"Inspiration Point!" called out the driver, as Job pulled up Bess the next day alongside the stage as it stood on the summit of that spot where the road from Wawona, which for miles has climbed up through the forest past Chinquapin and many a stage station, climbs still higher through the rare air of seven thousand feet, and then hurries down through the leaves of the trees, turns a bend and emerges in full view of the grand Yosemite.

There it lay in all its grandeur—the unroofed temple of God, Nature's great cathedral. Three thousand feet down, level as the floor, sunk beneath the surrounding mountains which stretched away to right and left in a gigantic mass, it lay clothed in a carpet of green grass and trees so far below that they seem to merge into one. Cut by a silvery stream that winds lazily amid the Edenic beauty, as if loath to be away, the valley a mile wide stretches back for nearly six miles, and then is lost to view as it wanders around the jutting peaks of the Three Sisters and climbs on for five more miles to the falls of the Merced, as they come tumbling down from the region of perpetual snow to that of perpetual beauty.

To the left is old El Capitan, three thousand feet high, and with width equal to height and depth to width—a mountain of solid rock. Well did the Bishop lift his hat, and, standing in silent awe, at last say, "The judgment throne of God." Far beyond it the silvery line of the Yosemite Creek reached the straight edge of the cliff and shot down twenty-six hundred feet. To the right, Bridal Veil Falls, a tiny brooklet it seemed in the distance, winding down a mountain meadow, looking frightened a moment at the edge of the cliff, leaping over into spray, caught up and transfigured by the afternoon sun, as it fell on the rocks hundreds of feet below. Beyond it, Cathedral Rocks, the Three Sisters and a mass of jutting summits stretching ever on till they were lost to view. Beyond and between them all, between and back, El Capitan and the Sentinel Peak, looming up, as the Bishop said, like "the sounding-board of the ages." From far away rose the Half Dome, at whose feet the famous little lake mirrors again and again the morning sun as it drives away the shadows of night from this home of the sublime.

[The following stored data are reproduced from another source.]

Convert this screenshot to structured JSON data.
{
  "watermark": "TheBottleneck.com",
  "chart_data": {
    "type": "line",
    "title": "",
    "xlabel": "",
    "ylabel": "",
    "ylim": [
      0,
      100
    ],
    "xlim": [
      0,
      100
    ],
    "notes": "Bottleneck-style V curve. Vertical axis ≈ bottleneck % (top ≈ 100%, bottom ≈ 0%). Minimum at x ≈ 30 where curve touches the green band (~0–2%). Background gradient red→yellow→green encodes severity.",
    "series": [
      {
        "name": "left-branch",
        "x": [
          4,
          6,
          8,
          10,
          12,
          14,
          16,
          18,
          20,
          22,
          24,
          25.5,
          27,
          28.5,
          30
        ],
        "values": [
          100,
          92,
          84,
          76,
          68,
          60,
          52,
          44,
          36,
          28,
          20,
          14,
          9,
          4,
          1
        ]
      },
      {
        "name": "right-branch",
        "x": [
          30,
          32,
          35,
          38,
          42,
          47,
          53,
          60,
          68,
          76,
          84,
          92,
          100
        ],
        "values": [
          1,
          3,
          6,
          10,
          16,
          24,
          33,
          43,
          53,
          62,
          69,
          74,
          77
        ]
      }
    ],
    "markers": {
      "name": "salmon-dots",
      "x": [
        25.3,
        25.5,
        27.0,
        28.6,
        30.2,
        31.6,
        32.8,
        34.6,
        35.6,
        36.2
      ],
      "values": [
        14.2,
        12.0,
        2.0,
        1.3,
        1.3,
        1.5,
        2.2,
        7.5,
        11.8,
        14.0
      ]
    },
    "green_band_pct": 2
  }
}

Job instinctively bared his head and found himself repeating, "Before the mountains were brought forth, or ever Thou hadst formed the earth, from everlasting to everlasting Thou art God."

Just then the silence was broken by the voices in the stage. "Ain't it pretty?" said the giggler. "Well, now, is that the Cemet'ry? Do tell! Driver, you're sure we can go back to-day? We've seen it now!" said the fussy woman. The practical man was asking the driver for minute statistics and copying them down in his book, the dude was yawning and hoping there would be a dance at the hotel, while the Bishop got out and, walking away from the rest, stood and looked and looked and looked, till Job heard him intoning in a voice in keeping with the grandeur of the scene, "I believe in God, the Father Almighty, maker of heaven and earth."

Job stayed behind as the stage rattled down the side of the mountain, tethered Bess by a big cedar, lay in a grassy nook and looked down, down, where the Merced abutted the base of El Capitan and tumbled down the narrow cañon that leads from the valley far below to the plains. All the reverence of his soul, all that was noble and lofty in him, rose as he gazed upon the scene. The littlenesses, the meannesses of the world, were left far behind. Like Moses of old, he was in the cleft of the mountains and the glory of Jehovah lay stretched out before him.

It was toward sunset when he reached the floor of the valley and walked Bess across the three bridges that span the branches of the Bridal Veil Creek, saw the bow of promise in the misty spray that seemed to ever hang in mid-air against the cliffs, galloped down the Long Meadow, past the Valley Chapel, and pulled up at the Sentinel House for the night.

That night the silver gleam of the Yosemite itself looked in at his window, as the new moon shone on its waters falling from the endless heights above, and the ripple of those waters soothed him to sleep as they rolled past his door, under the bridge and away down the valley.


In a most romantic little spot just across the bridge near the Falls of the Yosemite, and where the icy creek hides itself in bushes and reappears under the bridge, stood an abandoned Indian wick-i-up, half hid among the saplings. Here, throwing flap-jacks into the air with a toss over a crackling camp-fire, singing merrily, Job found Jane the next morning as he was roaming the valley in the early hours on Bess' back. It was a genuine surprise. She was not expecting him, even if she had dreamed of him all night. Her first impulse was to express with childish glee her real delight, but her very joy made her reserved. She restrained herself lest she should display her real feelings. She was glad to see him, of course; her father was better, and was off getting wood for the fire. Were the folks all well? Had he seen Dan lately? (Which question cut Job deeper that he liked to acknowledge.) Would she go up to Mirror Lake after breakfast? he asked. Certainly, if father did not need her.